Police will tout high "clearance" rates. According to the FBI, District cops cleared 80 percent of their murder cases or higher in the past five years, making the department one of the best in the nation. There is reason to doubt the numbers.
But clearance does not mean the killers were found, arrested and jailed.
"Hell, no," a retired cop told me.
Police "clear" a case when they make an arrest or identify a suspect. That does not mean that person was charged, convicted and served time.
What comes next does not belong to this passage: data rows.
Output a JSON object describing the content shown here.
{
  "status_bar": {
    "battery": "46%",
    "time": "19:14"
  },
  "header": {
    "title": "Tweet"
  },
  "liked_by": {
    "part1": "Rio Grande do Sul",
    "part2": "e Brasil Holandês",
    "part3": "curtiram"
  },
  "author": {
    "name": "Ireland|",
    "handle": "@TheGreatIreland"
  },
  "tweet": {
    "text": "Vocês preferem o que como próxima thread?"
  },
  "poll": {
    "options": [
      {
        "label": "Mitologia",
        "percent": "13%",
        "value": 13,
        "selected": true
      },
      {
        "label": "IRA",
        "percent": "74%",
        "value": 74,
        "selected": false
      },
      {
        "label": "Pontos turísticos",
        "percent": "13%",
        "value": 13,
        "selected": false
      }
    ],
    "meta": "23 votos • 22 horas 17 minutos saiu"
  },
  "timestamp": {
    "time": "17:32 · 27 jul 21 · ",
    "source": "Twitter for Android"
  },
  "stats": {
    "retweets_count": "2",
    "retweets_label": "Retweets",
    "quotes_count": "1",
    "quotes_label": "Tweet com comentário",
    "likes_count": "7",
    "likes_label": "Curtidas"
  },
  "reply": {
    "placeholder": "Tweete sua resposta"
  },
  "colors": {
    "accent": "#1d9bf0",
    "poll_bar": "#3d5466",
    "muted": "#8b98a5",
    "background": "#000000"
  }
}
Prosecutors can decide not to prosecute, they might drop the case, or the alleged perpetrator might not get convicted. In many of those cleared cases the killers might remain at large.
Why are there so many murderers running around – like the Saturday night shooters in Anacostia or Seth Rich’s killers?
"Nobody trusts the police," a detective in the Logan Circle district tells me. "No one talks to us."
That’s especially true east of the Anacostia River, in police districts six and seven. Pannell, who’s assembled an exhibit of 143 unsolved murders in the District’s eastern wards since 2010, says residents believe they cannot talk to police without facing retribution from the killers.
"We have a community that's in collective fear of talking about the situation," he says. "They are afraid of getting killed, so they don’t say anything."
A patrol officer in the Seventh District adds: "Many of the surveillance cameras over here don’t work. And the community doesn’t trust us." (A police spokesman did not respond to a request for comment about the cameras.)
Police in Northwest neighborhoods have similar reactions.
"It emboldens the killers," Pannell said. "And people just become numb to it."
But there’s more than the propensity to avoid snitching that contributes to our high number of unsolved murders. I attribute it to the fear factor and the paucity of human intelligence. In rough communities where the majority of murders occur, residents fear bad guys more than they do the police. That balance of power has to shift.
Police can reverse that balance by increasing deployment of plain clothes vice squad officers. Assign more under cover cops. They can provide better intelligence to homicide detectives, and they can build the trust that residents require, before they cooperate with cops.
Once murderers realize they cannot be so brazen, the homicide rate will begin to fall, more killers will be brought to justice, and the fear in too many of our neighborhoods will begin to dissipate. At that point, getting away with murder in D.C. will not be so easy, in Mayor Bowser's old neighborhood – or her new one.
This story has been updated from an earlier version.